Alas, there isn't a whole lot of mystery surrounding the main character of The American, and there isn't even much of an animating love of genre—but there's certainly a whole lot of sentimentality underlying its self-serious demeanor. Actually, it becomes pretty obvious early on what troubled emotions lie underneath George Clooney's generally steely exterior (the film's prologue—in which he is forced to shoot a lover in the head—provides a big clue), which makes much of the rest of this European-style art-film exercise more draggy than hypnotic. And director Anton Corbijn, as film critic Michael Sicinski adeptly points out, never really does much with the Italian countryside settings other than make pretty picture-postcard shots out of them with cinematographer Martin Ruhe—unless, instead of Melville, Corbijn was aiming to evoke Antonioni's penchant for framing small human figures against vast landscapes? In which case: Nice try, but Antonioni made his wide shots as unnerving as they were beautiful, a tricky combination Corbijn is never able to pull off.
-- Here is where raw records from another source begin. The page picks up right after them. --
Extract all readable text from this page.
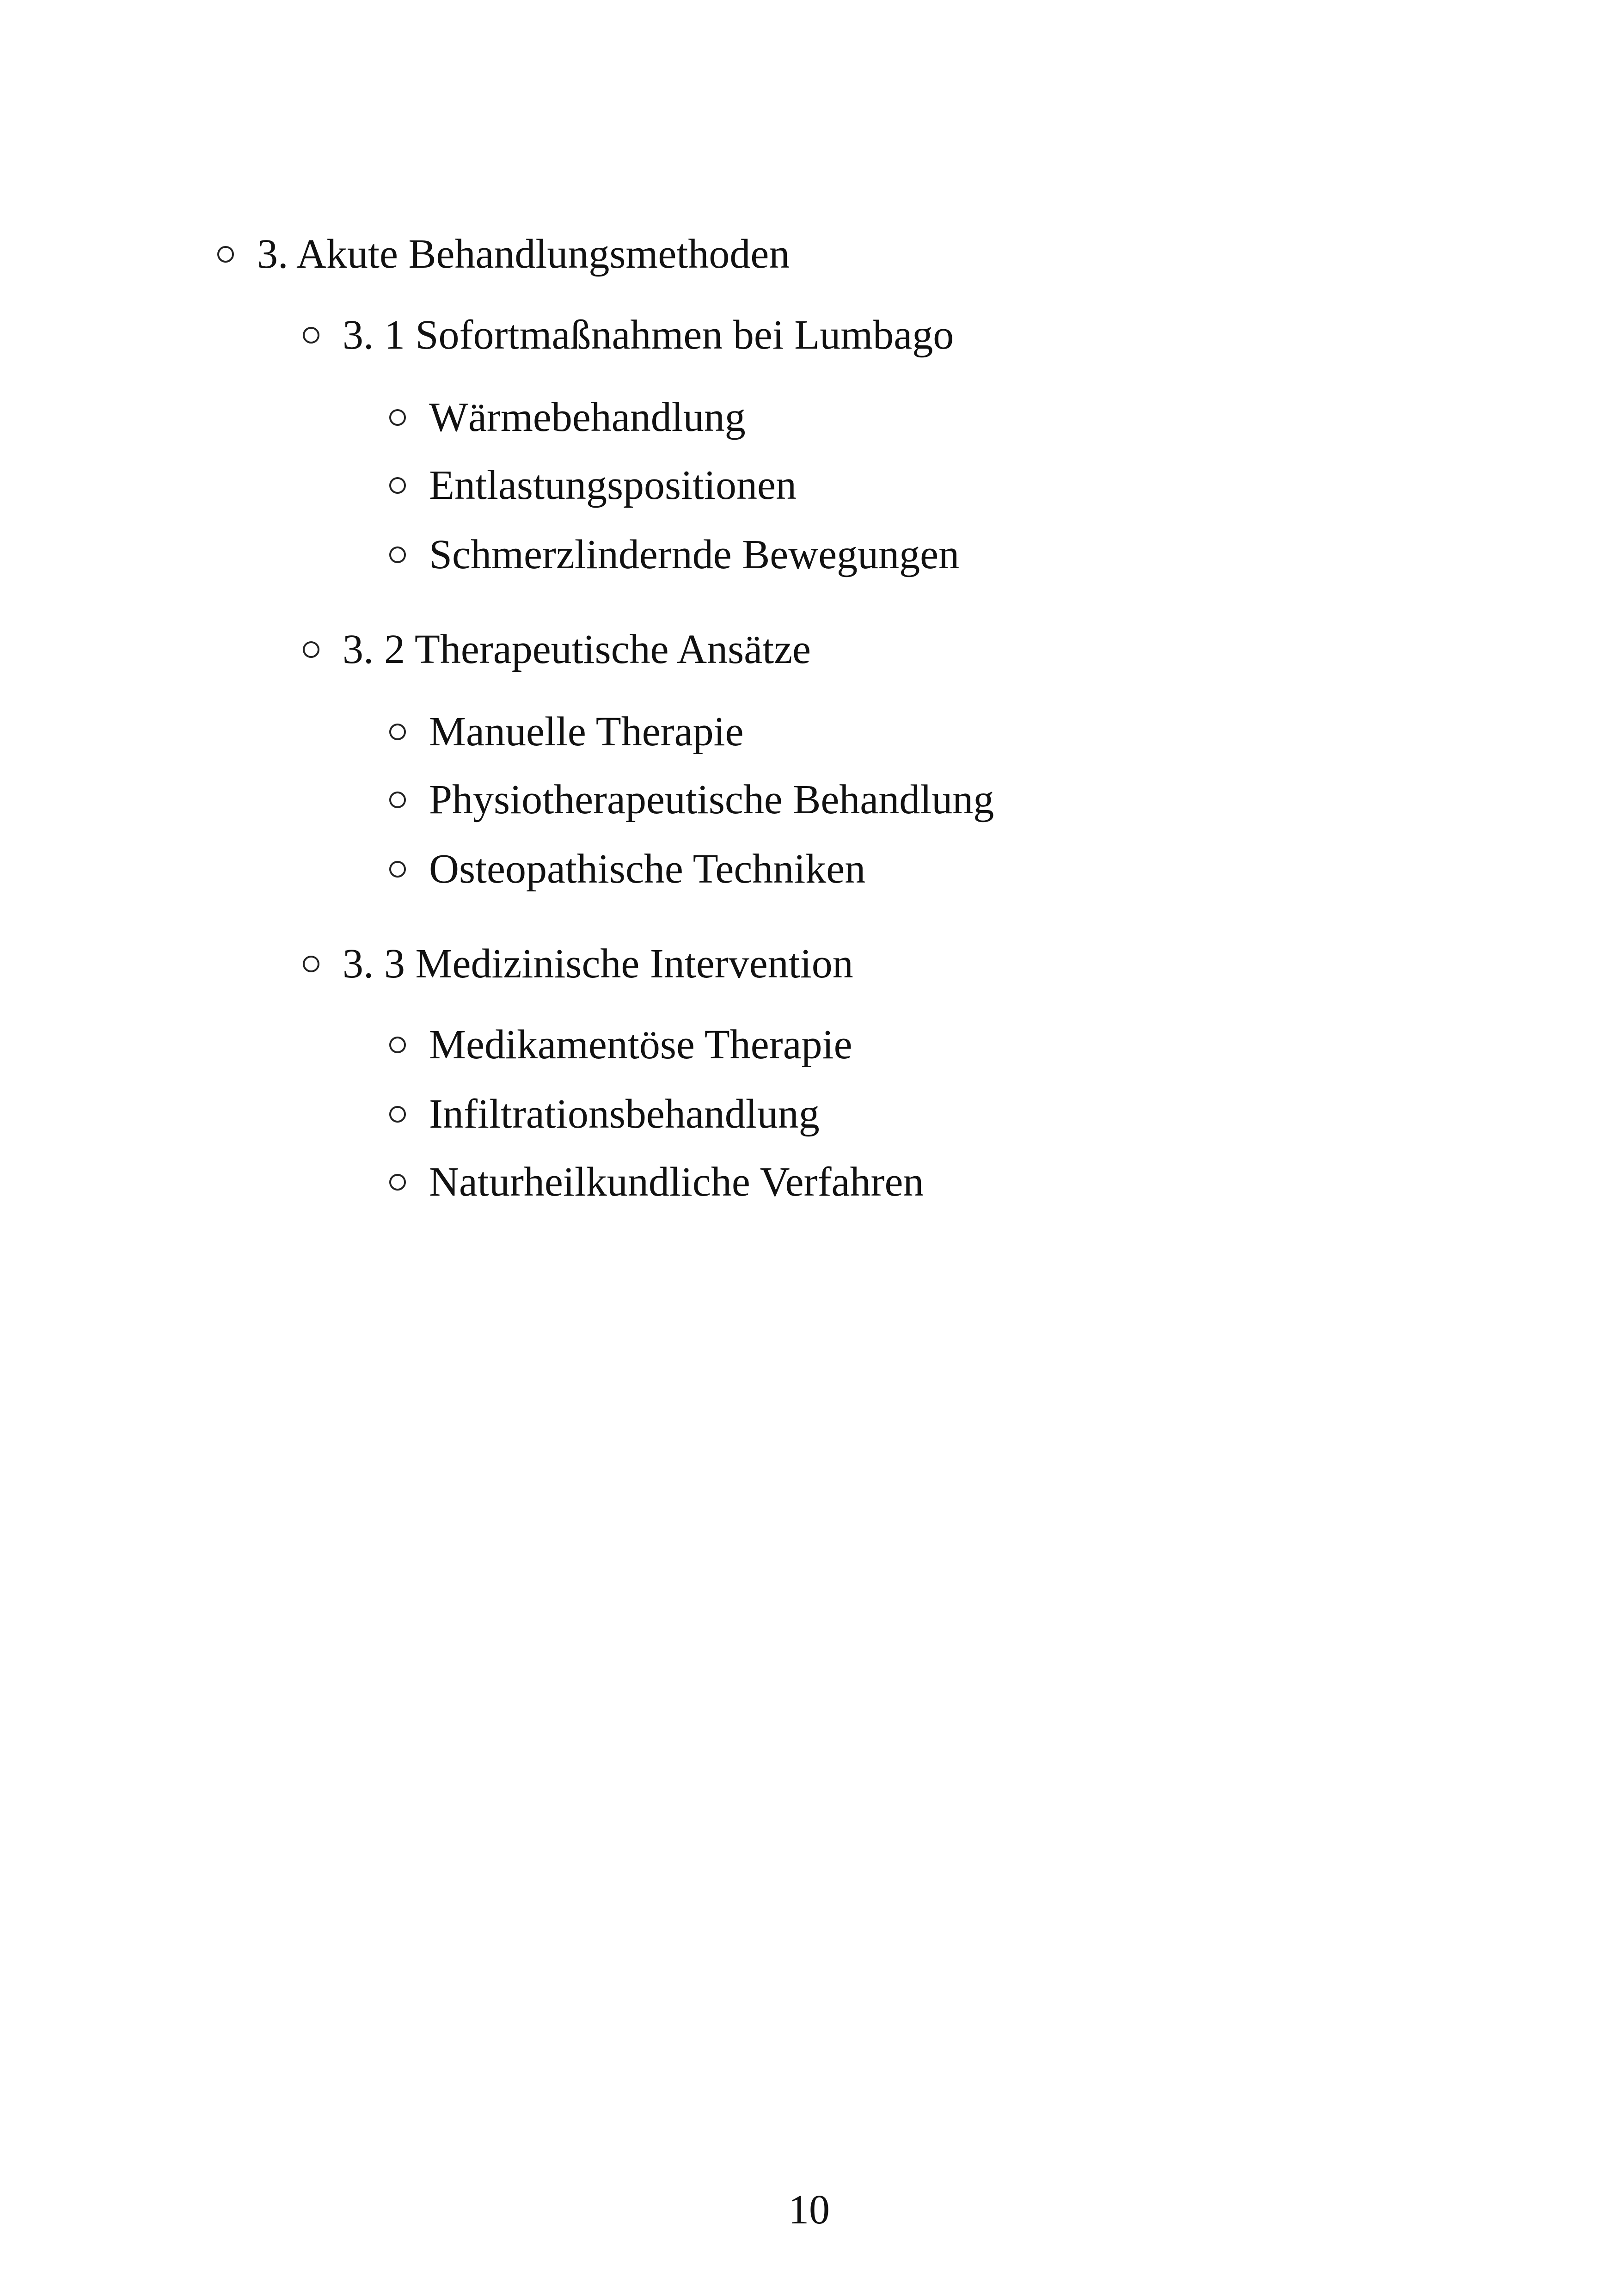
3. Akute Behandlungsmethoden
3. 1 Sofortmaßnahmen bei Lumbago
Wärmebehandlung
Entlastungspositionen
Schmerzlindernde Bewegungen
3. 2 Therapeutische Ansätze
Manuelle Therapie
Physiotherapeutische Behandlung
Osteopathische Techniken
3. 3 Medizinische Intervention
Medikamentöse Therapie
Infiltrationsbehandlung
Naturheilkundliche Verfahren
10
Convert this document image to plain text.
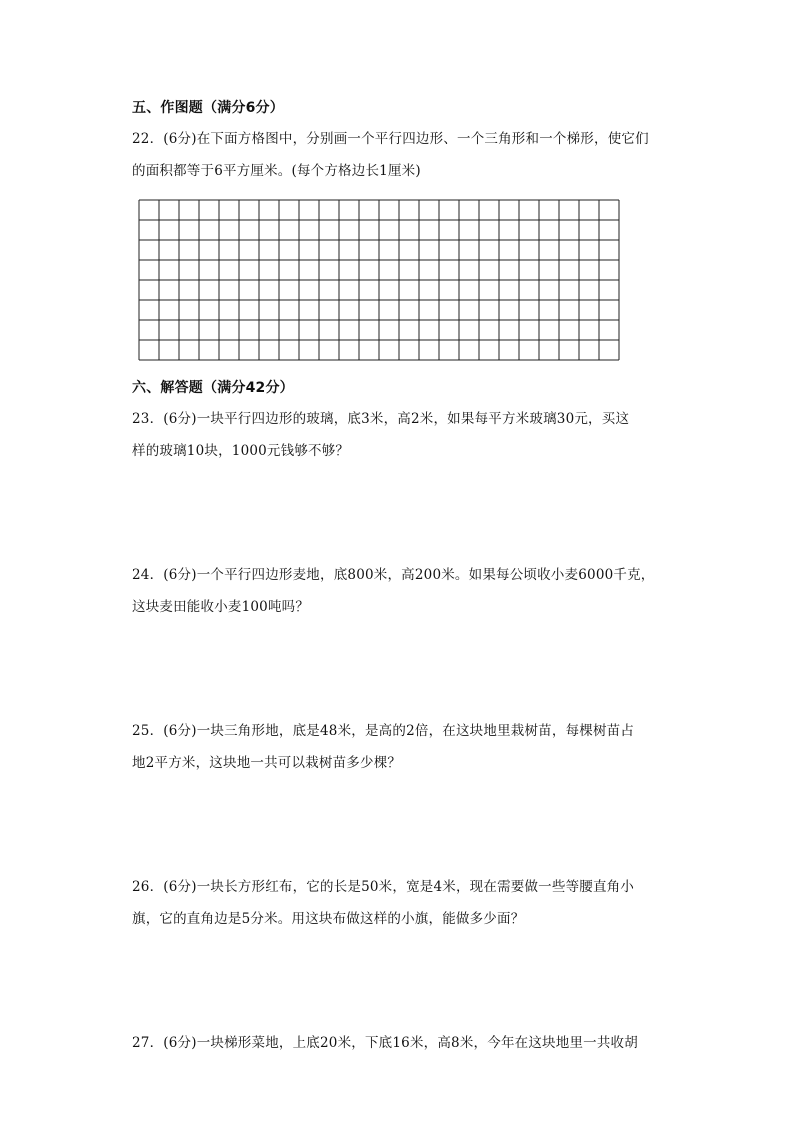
五、作图题（满分6分）
22．(6分)在下面方格图中，分别画一个平行四边形、一个三角形和一个梯形，使它们
的面积都等于6平方厘米。(每个方格边长1厘米)
六、解答题（满分42分）
23．(6分)一块平行四边形的玻璃，底3米，高2米，如果每平方米玻璃30元，买这
样的玻璃10块，1000元钱够不够？
24．(6分)一个平行四边形麦地，底800米，高200米。如果每公顷收小麦6000千克，
这块麦田能收小麦100吨吗？
25．(6分)一块三角形地，底是48米，是高的2倍，在这块地里栽树苗，每棵树苗占
地2平方米，这块地一共可以栽树苗多少棵？
26．(6分)一块长方形红布，它的长是50米，宽是4米，现在需要做一些等腰直角小
旗，它的直角边是5分米。用这块布做这样的小旗，能做多少面？
27．(6分)一块梯形菜地，上底20米，下底16米，高8米，今年在这块地里一共收胡
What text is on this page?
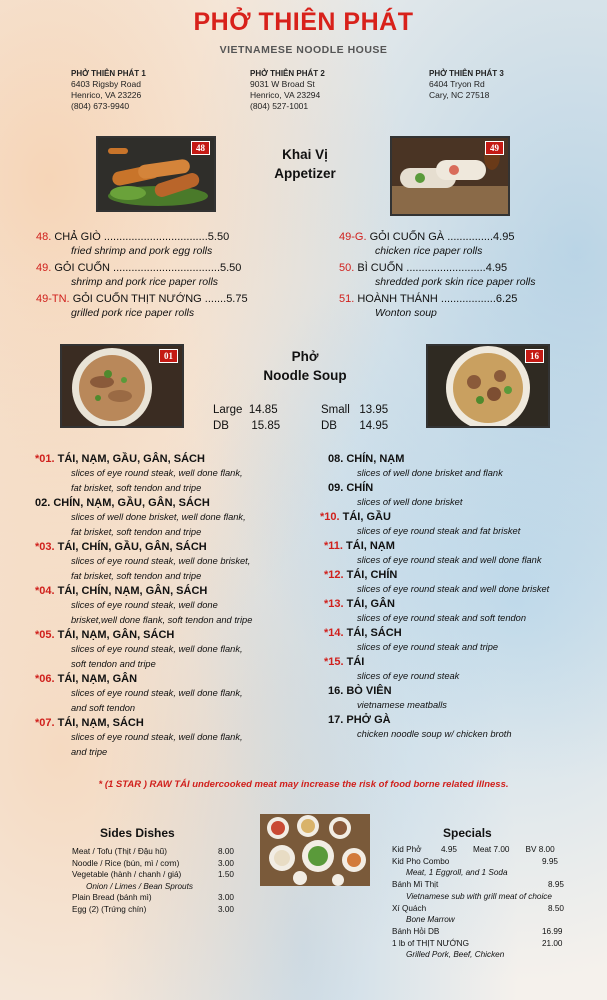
PHỞ THIÊN PHÁT
VIETNAMESE NOODLE HOUSE
PHỞ THIÊN PHÁT 1
6403 Rigsby Road
Henrico, VA 23226
(804) 673-9940
PHỞ THIÊN PHÁT 2
9031 W Broad St
Henrico, VA 23294
(804) 527-1001
PHỞ THIÊN PHÁT 3
6404 Tryon Rd
Cary, NC 27518
48	49
Khai Vị
Appetizer
48. CHẢ GIÒ ..................................5.50
fried shrimp and pork egg rolls
49. GỎI CUỐN ...................................5.50
shrimp and pork rice paper rolls
49-TN. GỎI CUỐN THỊT NƯỚNG .......5.75
grilled pork rice paper rolls
49-G. GỎI CUỐN GÀ ...............4.95
chicken rice paper rolls
50. BÌ CUỐN ..........................4.95
shredded pork skin rice paper rolls
51. HOÀNH THÁNH ..................6.25
Wonton soup
01	16
Phở
Noodle Soup
Large 14.85
DB 15.85
Small 13.95
DB 14.95
*01. TÁI, NẠM, GẦU, GÂN, SÁCH
slices of eye round steak, well done flank,
fat brisket, soft tendon and tripe
02. CHÍN, NẠM, GẦU, GÂN, SÁCH
slices of well done brisket, well done flank,
fat brisket, soft tendon and tripe
*03. TÁI, CHÍN, GẦU, GÂN, SÁCH
slices of eye round steak, well done brisket,
fat brisket, soft tendon and tripe
*04. TÁI, CHÍN, NẠM, GÂN, SÁCH
slices of eye round steak, well done
brisket,well done flank, soft tendon and tripe
*05. TÁI, NẠM, GÂN, SÁCH
slices of eye round steak, well done flank,
soft tendon and tripe
*06. TÁI, NẠM, GÂN
slices of eye round steak, well done flank,
and soft tendon
*07. TÁI, NẠM, SÁCH
slices of eye round steak, well done flank,
and tripe
08. CHÍN, NẠM
slices of well done brisket and flank
09. CHÍN
slices of well done brisket
*10. TÁI, GẦU
slices of eye round steak and fat brisket
*11. TÁI, NẠM
slices of eye round steak and well done flank
*12. TÁI, CHÍN
slices of eye round steak and well done brisket
*13. TÁI, GÂN
slices of eye round steak and soft tendon
*14. TÁI, SÁCH
slices of eye round steak and tripe
*15. TÁI
slices of eye round steak
16. BÒ VIÊN
vietnamese meatballs
17. PHỞ GÀ
chicken noodle soup w/ chicken broth
* (1 STAR ) RAW TÁI undercooked meat may increase the risk of food borne related illness.
Sides Dishes
Meat / Tofu (Thịt / Đậu hũ)	8.00
Noodle / Rice (bún, mì / cơm)	3.00
Vegetable (hành / chanh / giá)	1.50
Onion / Limes / Bean Sprouts
Plain Bread (bánh mì)	3.00
Egg (2) (Trứng chín)	3.00
Specials
Kid Phở 4.95 Meat 7.00 BV 8.00
Kid Pho Combo	9.95
Meat, 1 Eggroll, and 1 Soda
Bánh Mì Thịt	8.95
Vietnamese sub with grill meat of choice
Xí Quách	8.50
Bone Marrow
Bánh Hỏi DB	16.99
1 lb of THỊT NƯỚNG	21.00
Grilled Pork, Beef, Chicken
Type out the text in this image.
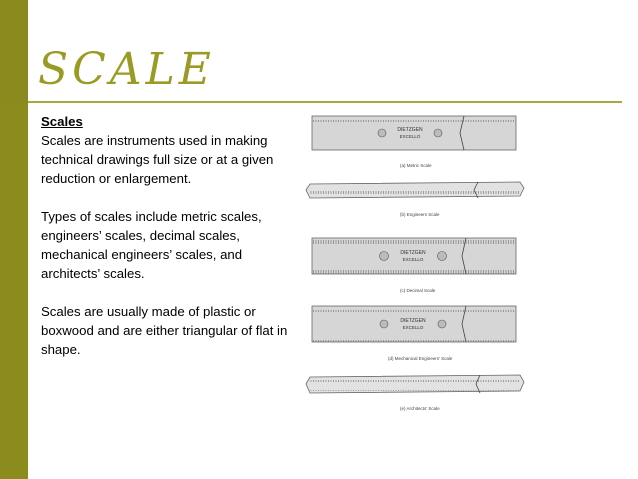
SCALE
Scales

Scales are instruments used in making technical drawings full size or at a given reduction or enlargement.

Types of scales include metric scales, engineers’ scales, decimal scales, mechanical engineers’ scales, and architects’ scales.

Scales are usually made of plastic or boxwood and are either triangular of flat in shape.

DIETZGEN
EXCELLO
(a) Metric Scale
(b) Engineers Scale
DIETZGEN
EXCELLO
(c) Decimal Scale
DIETZGEN
EXCELLO
(d) Mechanical Engineers' Scale
(e) Architects' Scale
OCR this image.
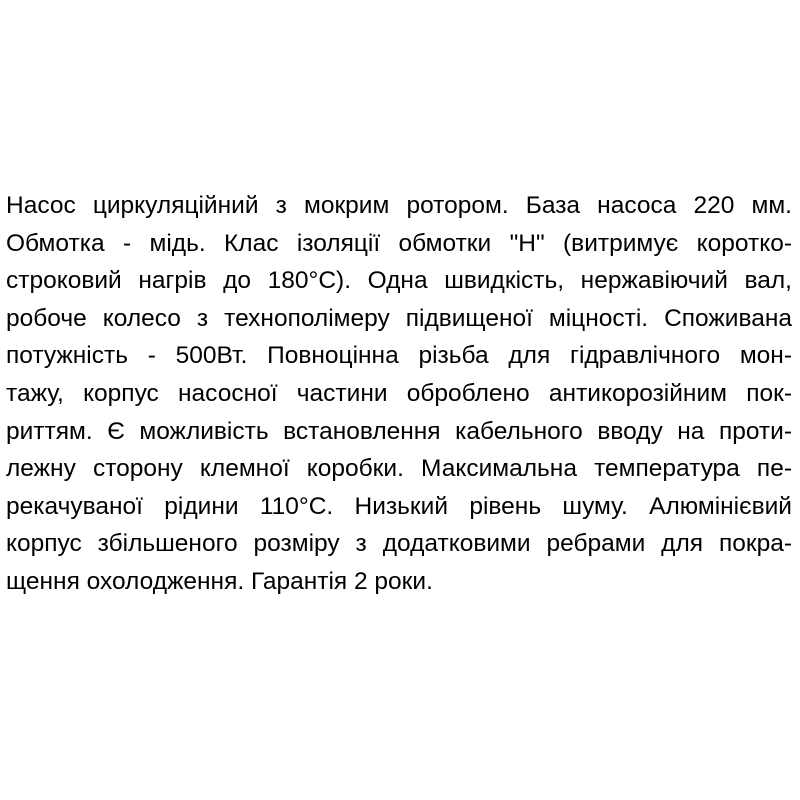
Насос циркуляційний з мокрим ротором. База насоса 220 мм.
Обмотка - мідь. Клас ізоляції обмотки "H" (витримує коротко-
строковий нагрів до 180°С). Одна швидкість, нержавіючий вал,
робоче колесо з технополімеру підвищеної міцності. Споживана
потужність - 500Вт. Повноцінна різьба для гідравлічного мон-
тажу, корпус насосної частини оброблено антикорозійним пок-
риттям. Є можливість встановлення кабельного вводу на проти-
лежну сторону клемної коробки. Максимальна температура пе-
рекачуваної рідини 110°С. Низький рівень шуму. Алюмінієвий
корпус збільшеного розміру з додатковими ребрами для покра-
щення охолодження. Гарантія 2 роки.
I suppose I should admire The American more than I do for being just about everything most American movies this summer have not been: slow, reflective, serious, thoughtful. But in this case, I'd just be damning it with faint praise. Corbijn may stylistically be derivative of the "right" filmmakers, but it's still awfully derivative, with nothing personally distinctive brought to the table.

***

 
The Expendables (2010; Dir.: Sylvester Stallone)

Based on its cast of action-genre has-beens and newcomers, Sylvester Stallone's latest auteur piece promised to be something of a throwback to gloriously absurd and ultraviolent brainless macho bloodfests of the '80s like Rambo: First Blood, Part II (1985), Commando (1985) and the like—to which I said, without shame, "bring it on." Alas, The Expendables isn't really smart enough to follow through on the suggestions of depth one glimpses now and then—Mickey Rourke's tearful Bosnia reminiscence; Eric Roberts's climactic speech to Stallone about how soulless they both are, deep down—and it's certainly not technically competent enough to make the action sequences anything more than barely watchable feats of (by now standard) ADD editing, spatial incoherence and noise. (It's a bad sign when I couldn't even tell it was Randy Couture battling Steve Austin towards the end until about halfway through their fiery scuffle.) Also, this particular Asian-American couldn't help but get just a little pissed about what Stallone did with Jet Li: basically emasculating him until he gets one big martial-arts fight with Dolph Lundgren...and then emasculating him again by depriving him of the victory he was on the verge of achieving! (But then, what would you expect of a filmmaker who names his sole Asian character "Ying Yang"?)

In short, The Expendables turns out to be just another brain-dead summer action spectacle. That's not to say I didn't entirely get my money's worth, however. Some of the male-bonding humor did make me laugh a few times; Stallone and Jason Statham do some fine work together. And Stallone's three-character church scene with Bruce Willis and Arnold Schwarzenegger is a hoot. Three of the biggest action stars of the '80s verbally sparring in one location? (Yippee-kayyay, motherfucker!) If only the rest of the movie had been as cleverly self-aware.

***

There are a few other movies I've seen recently that I could say something about: the so-so Angelina Jolie action machine Salt (2010); the still-majestic Patton (1970), seen for the first time on a big screen in glorious 70mm.; the brutal psychodrama of John Cassavetes's Faces (1968), seen for the first time ever on DVD. But I really should probably do some packing, shouldn't I?